Sasha Glasgow

Personal information
- Born: 19 July 1998 (age 28) Moonta, South Australia
- Height: 1.87 m (6 ft 2 in)
- University: University of South Australia

Netball career
- Playing positions: GS, GA
- Years: Club team / Apps
- 2017–2020: Adelaide Thunderbirds
- 2021–2023 2026-: West Coast Fever
- 2024-2025 2026: Melbourne Mavericks West Coast Fever
- Years: National team / Caps
- 2023: England Roses

= Sasha Glasgow =

Australian netball player

Sasha Glasgow (born 19 July 1998) is an English-Australian netball player in the Suncorp Super Netball league, playing for the West Coast Fever. She currently sits on the board of the Australian Netball Players’ Association.

== Club career ==

=== Adelaide Thunderbirds ===
Glasgow began her professional netball career at the Adelaide Thunderbirds as a training partner in the 2017 season and had a breakthrough year after making her debut for the senior team.

Glasgow had an interrupted season in 2018 and missed several matches as she battled with injury. She was re-signed by the Thunderbirds for the 2019 season. In 2019, Glasgow had an excellent season before rupturing her left ACL in the penultimate round of the season. She then rehabbed and made her return to the Thunderbirds in the 2020 season.

=== West Coast Fever ===
After four years with the Adelaide Thunderbirds, the club announced Glasgow would be leaving Adelaide to become a free agent where she was then signed with the West Coast Fever for the 2021 season. In 2022 Glasgow won the Super Netball with Fever. In the 2023 season, Glasgow broke the record for most successful Super-Shots in one game when she converted fourteen of her attempts against Queensland Firebirds. She also recorded the highest-ever Nissan Net Points in history in the same game.
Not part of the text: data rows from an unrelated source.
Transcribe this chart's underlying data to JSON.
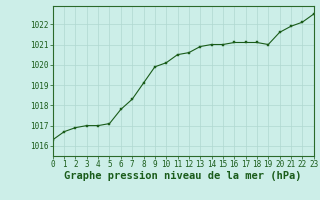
{
  "x": [
    0,
    1,
    2,
    3,
    4,
    5,
    6,
    7,
    8,
    9,
    10,
    11,
    12,
    13,
    14,
    15,
    16,
    17,
    18,
    19,
    20,
    21,
    22,
    23
  ],
  "y": [
    1016.3,
    1016.7,
    1016.9,
    1017.0,
    1017.0,
    1017.1,
    1017.8,
    1018.3,
    1019.1,
    1019.9,
    1020.1,
    1020.5,
    1020.6,
    1020.9,
    1021.0,
    1021.0,
    1021.1,
    1021.1,
    1021.1,
    1021.0,
    1021.6,
    1021.9,
    1022.1,
    1022.5
  ],
  "line_color": "#1a5c1a",
  "marker_color": "#1a5c1a",
  "bg_color": "#cceee8",
  "grid_color": "#b0d8d0",
  "xlabel": "Graphe pression niveau de la mer (hPa)",
  "ylim": [
    1015.5,
    1022.9
  ],
  "xlim": [
    0,
    23
  ],
  "yticks": [
    1016,
    1017,
    1018,
    1019,
    1020,
    1021,
    1022
  ],
  "xticks": [
    0,
    1,
    2,
    3,
    4,
    5,
    6,
    7,
    8,
    9,
    10,
    11,
    12,
    13,
    14,
    15,
    16,
    17,
    18,
    19,
    20,
    21,
    22,
    23
  ],
  "tick_fontsize": 5.5,
  "xlabel_fontsize": 7.5,
  "axis_color": "#1a5c1a",
  "spine_color": "#2a6a2a"
}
=== Melbourne Mavericks ===
In 2024, she moved to the new Melbourne Mavericks team, but suffered a lower leg fracture in a preseason friendly against the Sunshine Coast Lightning that has sidelined her for the 2024 season.

=== West Coast Fever ===
She re-signed for West Coast Fever from 2026

== International career ==
Glasgow was born in Australia to English parents, and holds dual Australian and British citizenship. She was named in the 2016-17 Australian Netball World Youth Cup squad that went on to play the Finals against New Zealand.

In 2023, she was selected for the England Roses. In June 2026 Glasgow was selected into the 2026 Commonwealth Games team.